Seattle BioMed, a South Lake Union-based nonprofit which conducts infectious disease research, announced today the organization has rebranded as the Center for Infectious Disease Research.
“Our 250 scientists and staff work tirelessly every day to make scientific breakthroughs that lead to the prevention and treatment of infectious diseases across the globe”
“We’re excited to enter the next chapter in our organization’s history,” said Alan Aderem, PhD, president and director of the Center for Infectious Disease Research. “Our new brand represents the purpose, promise and global reach of our organization and betters position us to raise public awareness and support for the critical, life-saving research that is essential to improving health and saving lives.”
14 million people lose their lives every year to infectious diseases. The Center for Infectious Disease Research focuses on making transformative scientific advancements in the development of vaccines, drugs and diagnostics to treat and prevent HIV/AIDS, malaria, tuberculosis and other emerging and neglected diseases.
“Our 250 scientists and staff work tirelessly every day to make scientific breakthroughs that lead to the prevention and treatment of infectious diseases across the globe,” said John Aitchison, PhD, scientific director of the Center for Infectious Disease Research.
The organization is officially introducing the new name and brand to the public on Thursday, April 30 at an event in Seattle. The event will feature speeches from Washington Gov. Jay Inslee, King County Councilmember Joe McDermott, Ana Mari Cauce, interim president of the University of Washington and a coalition of global health leaders including Lisa Cohen, executive director of Washington Global Health Alliance and Allan Jones, CEO of the Allen Institute for Brain Science, discussing the need to increase funding for the National Institutes of Health.
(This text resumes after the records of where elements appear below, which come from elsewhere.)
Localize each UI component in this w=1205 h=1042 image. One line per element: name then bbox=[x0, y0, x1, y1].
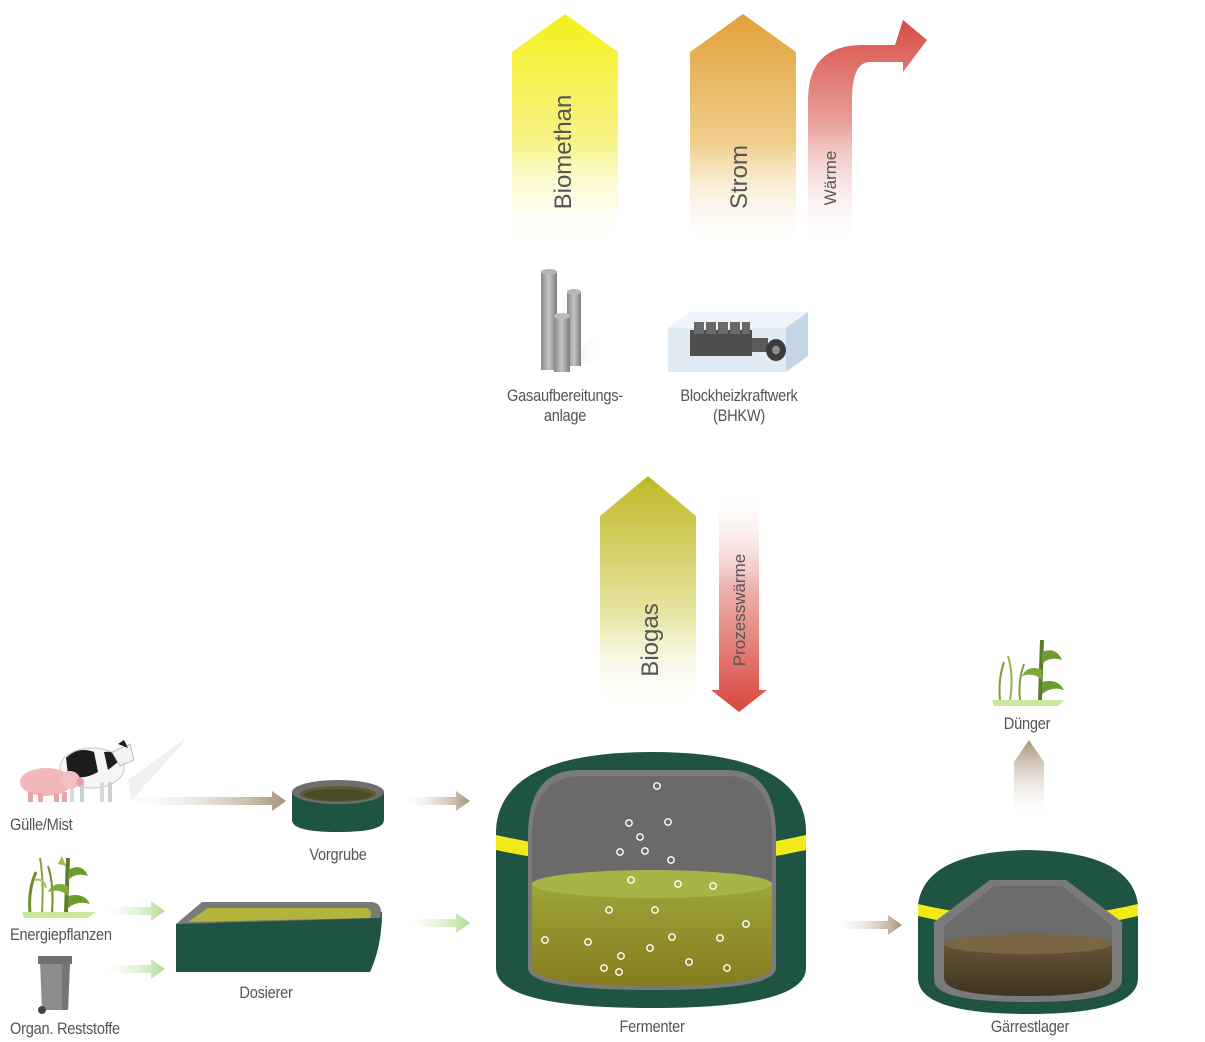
gas-bubble bbox=[605, 906, 613, 914]
pre-pit-label: Vorgrube bbox=[309, 845, 367, 864]
gas-bubble bbox=[723, 964, 731, 972]
pre-pit-tank bbox=[292, 780, 384, 832]
pre-pit-to-fermenter-arrow bbox=[398, 791, 470, 811]
gas-upgrading-label: Gasaufbereitungs- anlage bbox=[492, 386, 638, 426]
gas-bubble bbox=[615, 968, 623, 976]
organic-residues-arrow bbox=[95, 959, 165, 979]
gas-upgrading-label-line1: Gasaufbereitungs- bbox=[507, 386, 623, 405]
manure-arrow bbox=[115, 791, 286, 811]
fertilizer-label: Dünger bbox=[1003, 714, 1051, 733]
biogas-label: Biogas bbox=[637, 603, 664, 676]
gas-bubble bbox=[600, 964, 608, 972]
gas-bubble bbox=[674, 880, 682, 888]
gas-bubble bbox=[617, 952, 625, 960]
chp-unit-icon bbox=[668, 312, 808, 372]
gas-bubble bbox=[646, 944, 654, 952]
fertilizer-arrow bbox=[1014, 740, 1044, 822]
feeder-tank bbox=[176, 902, 382, 972]
gas-bubbles bbox=[541, 782, 750, 976]
chp-label-line2: (BHKW) bbox=[712, 406, 766, 425]
fermenter-to-storage-arrow bbox=[830, 915, 902, 935]
energy-crops-icon bbox=[22, 856, 96, 918]
gas-bubble bbox=[685, 958, 693, 966]
energy-crops-arrow bbox=[95, 901, 165, 921]
feeder-label: Dosierer bbox=[239, 983, 293, 1002]
chp-label: Blockheizkraftwerk (BHKW) bbox=[666, 386, 812, 426]
gas-bubble bbox=[709, 882, 717, 890]
gas-bubble bbox=[616, 848, 624, 856]
fertilized-crops-icon bbox=[992, 639, 1064, 706]
digestate-storage-label: Gärrestlager bbox=[990, 1017, 1070, 1036]
waerme-label: Wärme bbox=[821, 151, 840, 206]
gas-bubble bbox=[651, 906, 659, 914]
digestate-storage-tank bbox=[918, 850, 1138, 1014]
chp-label-line1: Blockheizkraftwerk bbox=[680, 386, 798, 405]
gas-upgrading-label-line2: anlage bbox=[543, 406, 587, 425]
feeder-to-fermenter-arrow bbox=[398, 913, 470, 933]
organic-residues-label: Organ. Reststoffe bbox=[10, 1019, 120, 1038]
gas-bubble bbox=[653, 782, 661, 790]
energy-crops-label: Energiepflanzen bbox=[10, 925, 112, 944]
waste-bin-icon bbox=[38, 956, 72, 1014]
biomethan-label: Biomethan bbox=[550, 95, 577, 210]
strom-label: Strom bbox=[726, 145, 753, 209]
gas-bubble bbox=[636, 833, 644, 841]
strom-arrow bbox=[690, 14, 796, 250]
gas-bubble bbox=[667, 856, 675, 864]
gas-upgrading-plant-icon bbox=[541, 269, 612, 372]
gas-bubble bbox=[716, 934, 724, 942]
gas-bubble bbox=[584, 938, 592, 946]
gas-bubble bbox=[742, 920, 750, 928]
manure-label: Gülle/Mist bbox=[10, 815, 73, 834]
waerme-arrow bbox=[808, 20, 927, 250]
fermenter-label: Fermenter bbox=[619, 1017, 685, 1036]
biogas-arrow bbox=[600, 476, 696, 712]
gas-bubble bbox=[641, 847, 649, 855]
gas-bubble bbox=[541, 936, 549, 944]
prozesswaerme-label: Prozesswärme bbox=[730, 554, 749, 666]
gas-bubble bbox=[664, 818, 672, 826]
prozesswaerme-arrow bbox=[711, 486, 767, 712]
gas-bubble bbox=[627, 876, 635, 884]
gas-bubble bbox=[625, 819, 633, 827]
livestock-icon bbox=[20, 738, 186, 802]
gas-bubble bbox=[668, 933, 676, 941]
fermenter-tank bbox=[496, 752, 806, 1008]
biomethan-arrow bbox=[512, 14, 618, 250]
“With so much work still to be done, it is important we use our public brand launch to highlight the critical funding challenges facing the National Institutes of Health,” said Dr. Aderem. “The NIH has seen its funding capacity drastically diminished in recent years and can now only fund one in six research requests. The stakes couldn’t be higher – there are millions of lives depending on new scientific breakthroughs, which require increased funding capacity.”
During the brand launch event, the Center for Infectious Disease Research and its coalition of global health organizations and leaders is launching a petition urging Congress to increase funding for the NIH.